Along with Prune’s family ties, the band also has roots in some of St. Louis’ finest rock and pop acts of the past decade. Beginning with the more aggressive college rock of Give Her a Lizard, various members have played with the girl-pop combo Mr. Pink Jeans and acoustic wonderboys Lydia’s Trumpet.
Prune crafts some of the finest low-key pop around. Think of a cross between a Midwestern Belle & Sebastian and a non-neurotic Stephin Merritt side project, and you’re close to Prune’s sound. It is relaxing music that is also exciting because it is of such high quality and is being produced so close to home.
Critics of St. Louis’ often-unremarkable music scene would do well to pick up a copy of Partly Sunny.
The album opens with “Summertime,” a song that encapsulates the excitement and agony that summer love promises. It is musically as sweet and sour as the subject matter; “ba-ba-ba” background vocals are offset by Wally Schwartz’s melancholy guitar lines.

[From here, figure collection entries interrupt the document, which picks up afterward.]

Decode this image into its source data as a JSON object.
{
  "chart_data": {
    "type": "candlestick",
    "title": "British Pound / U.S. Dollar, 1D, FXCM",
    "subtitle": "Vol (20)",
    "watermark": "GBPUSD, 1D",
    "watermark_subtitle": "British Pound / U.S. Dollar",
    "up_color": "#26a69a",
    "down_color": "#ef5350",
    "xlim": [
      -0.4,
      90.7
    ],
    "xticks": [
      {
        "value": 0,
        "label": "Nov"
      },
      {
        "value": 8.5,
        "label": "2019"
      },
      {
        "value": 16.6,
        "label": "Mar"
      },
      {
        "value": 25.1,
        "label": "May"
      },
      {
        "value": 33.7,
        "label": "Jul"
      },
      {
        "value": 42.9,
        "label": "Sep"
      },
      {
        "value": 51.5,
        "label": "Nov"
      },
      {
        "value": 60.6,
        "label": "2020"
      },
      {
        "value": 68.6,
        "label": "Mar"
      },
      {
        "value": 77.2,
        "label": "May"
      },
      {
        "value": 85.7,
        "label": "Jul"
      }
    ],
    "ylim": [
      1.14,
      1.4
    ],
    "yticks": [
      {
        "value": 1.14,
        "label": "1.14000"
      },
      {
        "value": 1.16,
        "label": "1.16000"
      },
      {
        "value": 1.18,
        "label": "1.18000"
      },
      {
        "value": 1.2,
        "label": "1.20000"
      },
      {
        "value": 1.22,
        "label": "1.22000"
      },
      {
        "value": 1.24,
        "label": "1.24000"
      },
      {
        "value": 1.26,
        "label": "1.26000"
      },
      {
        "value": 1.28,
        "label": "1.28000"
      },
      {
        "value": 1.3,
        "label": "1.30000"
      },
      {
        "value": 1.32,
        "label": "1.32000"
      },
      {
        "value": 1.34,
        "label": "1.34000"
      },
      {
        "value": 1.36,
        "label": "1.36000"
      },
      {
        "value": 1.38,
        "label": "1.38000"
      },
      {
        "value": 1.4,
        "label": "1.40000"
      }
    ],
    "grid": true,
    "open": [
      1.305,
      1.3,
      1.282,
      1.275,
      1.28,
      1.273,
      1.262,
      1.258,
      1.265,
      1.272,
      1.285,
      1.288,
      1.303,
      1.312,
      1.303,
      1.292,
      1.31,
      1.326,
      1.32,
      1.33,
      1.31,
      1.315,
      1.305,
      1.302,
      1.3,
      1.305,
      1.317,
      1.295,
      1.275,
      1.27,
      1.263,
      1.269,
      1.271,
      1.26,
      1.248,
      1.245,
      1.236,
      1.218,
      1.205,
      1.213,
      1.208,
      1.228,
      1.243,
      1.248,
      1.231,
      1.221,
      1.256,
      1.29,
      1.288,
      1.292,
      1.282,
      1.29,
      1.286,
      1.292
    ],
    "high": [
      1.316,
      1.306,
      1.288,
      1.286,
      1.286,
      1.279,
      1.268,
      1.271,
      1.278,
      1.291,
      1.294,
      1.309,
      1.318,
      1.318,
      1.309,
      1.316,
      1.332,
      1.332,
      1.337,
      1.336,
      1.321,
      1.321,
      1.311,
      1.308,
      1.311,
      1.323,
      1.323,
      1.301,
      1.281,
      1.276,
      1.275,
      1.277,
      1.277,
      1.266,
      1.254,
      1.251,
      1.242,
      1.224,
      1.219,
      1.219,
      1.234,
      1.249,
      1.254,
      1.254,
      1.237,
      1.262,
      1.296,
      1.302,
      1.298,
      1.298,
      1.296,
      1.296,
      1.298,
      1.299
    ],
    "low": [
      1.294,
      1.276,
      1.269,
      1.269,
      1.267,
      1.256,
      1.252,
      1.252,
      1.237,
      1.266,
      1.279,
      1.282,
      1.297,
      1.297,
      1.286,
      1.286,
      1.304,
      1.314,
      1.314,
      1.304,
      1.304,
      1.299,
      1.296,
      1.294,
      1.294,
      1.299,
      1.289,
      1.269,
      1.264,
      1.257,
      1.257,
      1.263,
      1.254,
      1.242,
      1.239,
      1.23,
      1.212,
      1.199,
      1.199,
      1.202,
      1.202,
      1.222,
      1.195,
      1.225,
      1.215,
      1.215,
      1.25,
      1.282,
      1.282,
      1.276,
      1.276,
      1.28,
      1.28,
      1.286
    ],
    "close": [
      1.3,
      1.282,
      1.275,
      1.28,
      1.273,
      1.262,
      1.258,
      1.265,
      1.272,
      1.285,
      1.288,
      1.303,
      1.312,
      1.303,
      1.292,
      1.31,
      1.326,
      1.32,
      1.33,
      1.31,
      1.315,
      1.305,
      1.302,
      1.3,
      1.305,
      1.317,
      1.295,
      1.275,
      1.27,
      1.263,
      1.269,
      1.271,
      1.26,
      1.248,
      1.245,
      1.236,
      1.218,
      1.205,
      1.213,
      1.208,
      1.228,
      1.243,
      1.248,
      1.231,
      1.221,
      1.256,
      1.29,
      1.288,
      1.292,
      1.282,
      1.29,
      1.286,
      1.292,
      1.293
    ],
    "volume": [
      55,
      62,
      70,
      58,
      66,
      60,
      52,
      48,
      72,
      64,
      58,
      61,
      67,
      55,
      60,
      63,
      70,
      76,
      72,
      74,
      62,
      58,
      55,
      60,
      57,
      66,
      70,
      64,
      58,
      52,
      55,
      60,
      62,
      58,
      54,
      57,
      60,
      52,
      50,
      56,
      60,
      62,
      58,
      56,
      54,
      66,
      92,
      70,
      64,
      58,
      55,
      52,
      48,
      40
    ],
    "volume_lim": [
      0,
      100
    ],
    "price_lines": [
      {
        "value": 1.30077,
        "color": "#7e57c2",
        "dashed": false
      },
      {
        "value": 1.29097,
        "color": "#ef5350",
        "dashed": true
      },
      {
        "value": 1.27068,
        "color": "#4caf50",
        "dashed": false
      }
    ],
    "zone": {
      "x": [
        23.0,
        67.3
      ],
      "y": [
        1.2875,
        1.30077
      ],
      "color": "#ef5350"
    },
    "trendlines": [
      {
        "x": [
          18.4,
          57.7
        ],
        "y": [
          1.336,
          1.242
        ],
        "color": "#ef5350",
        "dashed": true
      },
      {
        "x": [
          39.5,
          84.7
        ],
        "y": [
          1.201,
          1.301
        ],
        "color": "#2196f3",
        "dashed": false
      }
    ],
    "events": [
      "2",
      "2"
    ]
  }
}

There is a certain communal feel to Prune’s sound; there is no lead singer, no virtuoso soloists, only solid harmonies and artful arrangements behind lyrics that are simultaneously carefully crafted and emotionally universal.
Such is the case with “Must Have Misread,” a fractured lullaby that contains one of Prune’s best, if most heart-breaking, lines. “You were the only star in my night sky/ I took one look and I never thought twice/ Now I wish I may, I wish I might,” are the kind of lyrics to which the listener can, if somewhat reluctantly, become attached.
Prune’s sound stays pretty constant throughout Partly Sunny; the songs are based around piano and clean guitar. What is special about Prune is its ability to take these simple elements and create music that can be at once atmospheric and heartfelt. Guitarist Bill Michalski said that the band has a unique, quiet sound that “would more bore an audience than annoy.”
While Prune has delivered a superb first album, they are best experienced in concert. Aside from its own respectable catalogue, the five members have perhaps the broadest musical vocabulary of any band giggling around town. Songs by Jonathan Richman, the Kinks and an unashamedly joyful version of the one-hit wonder “Dancing in the Moonlight” are regulars in Prune’s sets.
One recent show found the set-closing original “Why Do I” injected with pieces of Destiny’s Child’s “Independent Women pt. 1” and Gordon Lightfoot’s “If You Could Read My Mind.”
This marriage of new pop and soft rock isn’t surprising from a band that considers Billy Joel to be as important an influence as The Beatles.
Partly Sunny succeeds in part because it is short without being brief and varied without being incoherent. It also succeeds because good songwriting, simple accompaniment and soaring harmonies will never go out of style.
If you have lost faith in the spirit of honest, undiluted pop music, do yourself a favor and catch Prune. You might be converted.